Lenovo announces their first PC designed for Windows 8. The ultrabook, called the IdeaPad YOGA, will ship alongside Windows 8, featuring the ability to change between four discreet modes of form-factor.
The device will use an unspecified processor (ARM or x86 wasn’t specified), but judging by its design and “ultrabook” phrasing, the device is likely powered using a ULV Core i5 processor. The key to the YOGA however is, as its name implies, its ability to rotate around into four form-factors.
The device supports laptop, tablet, “stand” and “tent” positions, powered by a 13.3-inch touch screen that features ten points of articulation. It also will be capable of running for up to eight hours on a single charge.
Lenovo claims that Windows 8 will be essential to launching the product, and that it will launch simultaneously with Windows 8. While it is unlikely that an ARM CPU would be utilized, the only major difference from Windows 8, this is likely more an exercise in marketing. The IdeaPad YOGA right now would likely cost too much to manufacturer, and sell at an attractive price-point.
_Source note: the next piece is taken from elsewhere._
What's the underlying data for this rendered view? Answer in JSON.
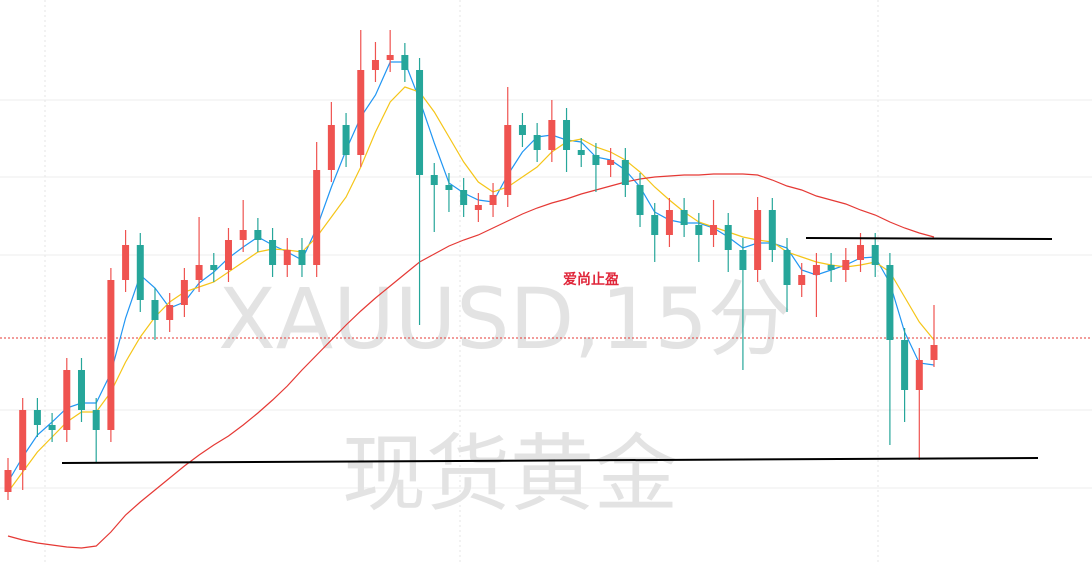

By waiting for Intel’s ultrabook, as well multi-touch IPS panel costs to drop, Lenovo can claim that Windows 8 is the impediment, rather than hardware costs that fail to compete with rivals like Apple.
Microsoft benefits too here, as it will have a compelling launch lineup for Windows 8, with diverse form-factors from each manufacturer. Rivals such as HP have also announced they will be launching Windows 8 tablets, powered by ARM processors. The company is currently using an HP TouchPad tablet as a test mule for their rival product design.